The Association for Health Learning and Inference (AHLI) is a not-for-profit organization dedicated to building a transdisciplinary machine learning and health community. AHLI works with its partners to advance health data quality and access, knowledge discovery, and meaningful use of complex health data. AHLI was founded in September 2021 with generous support from Schmidt Futures.

Providence St. Joseph Health is a not-for-profit health care system operating in seven states and serves as the parent organization for 100,000 caregivers. The combined system includes 51 hospitals, 829 clinics, and other health, education and social services across Washington, Oregon, California, Alaska, Montana, New Mexico, and Texas.

Together, our three teams are thrilled to collaborate on this contest to spur collaboration and competition in the field of computational medicine.

## Acknowledgements

We thank our generous funders: Schmidt Futures, The Gordon and Betty Moore Foundation, and Ken Griffin. We would also like to acknowledge the team that created and conceived of this dataset, and worked with us to make this challenge possible: Carlo Bifulco, MD, Director of Molecular Pathology and Pathology Informatics; Brian Piening, PhD, Technical Director of Clinical Genomics; Tucker Bower, Bioinformatics Scientist. Many thanks also to the leadership of Ari Robicsek, Chief Medical Analytics Officer at Providence, Bill Wright, VP of Health Innovation at Providence, and Raina Tamakawna, Enterprise and GME Research Program Manager at Providence.

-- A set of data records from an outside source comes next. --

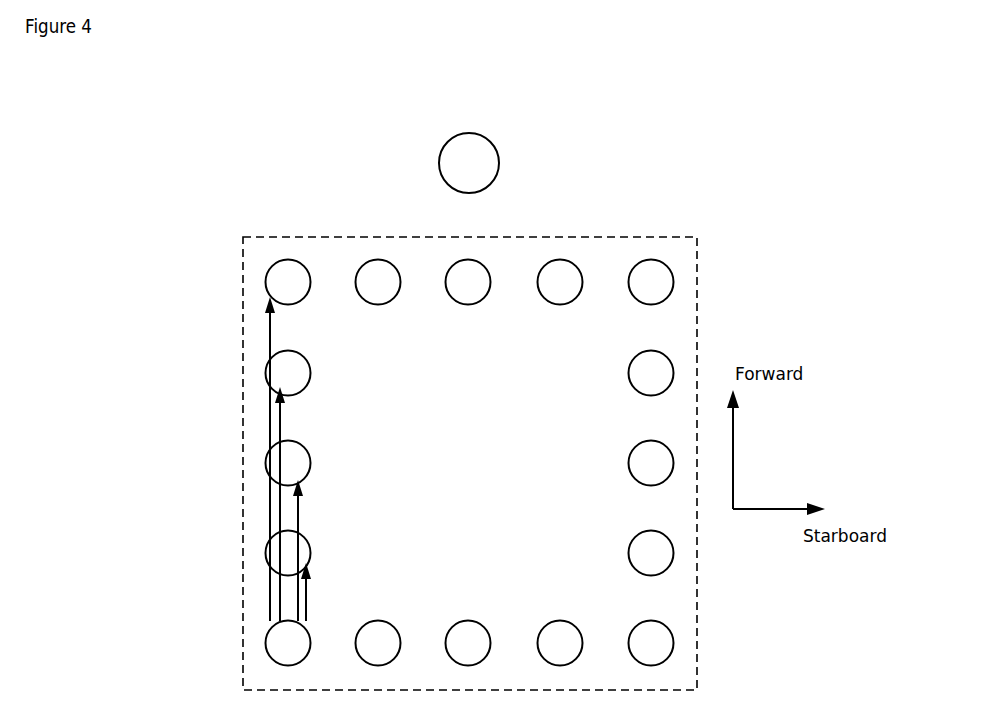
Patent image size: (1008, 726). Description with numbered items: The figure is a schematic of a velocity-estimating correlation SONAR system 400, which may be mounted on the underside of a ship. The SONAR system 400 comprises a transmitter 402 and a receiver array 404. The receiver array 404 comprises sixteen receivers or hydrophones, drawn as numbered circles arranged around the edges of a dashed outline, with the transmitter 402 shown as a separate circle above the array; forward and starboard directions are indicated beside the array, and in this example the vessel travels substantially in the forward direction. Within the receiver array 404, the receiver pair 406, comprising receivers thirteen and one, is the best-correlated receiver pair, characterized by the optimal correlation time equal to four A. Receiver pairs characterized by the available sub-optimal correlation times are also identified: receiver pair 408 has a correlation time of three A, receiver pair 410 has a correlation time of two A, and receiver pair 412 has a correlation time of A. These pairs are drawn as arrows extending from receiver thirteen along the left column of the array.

The SONAR system 400 is at (280, 125).
The transmitter 402 is at (483, 177).
The receiver array 404 is at (697, 617).
The receiver pair 406 is at (270, 335).
The receiver pair 408 is at (285, 427).
The receiver pair 410 is at (298, 525).
The receiver pair 412 is at (306, 603).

We express our thanks to Hamamatsu as well – developers of the NanoZoomer 360 platform, Hamamatsu supported this work with a grant from their Product Marketing Division and partnered with Providence to ensure a seamless start to the dataset creation process.

## Prizes

We’ll have a variety of prizes – ranging from cash to compute credit awards – for the different phases and categories of the challenge. You must be a registered user on the Nightingale platform to be eligible for prizes.

Final winners will be announced after Phase 2 concludes, at the Machine Learning for Health (ML4H) Symposium co-located with NeurIPS in November 2022.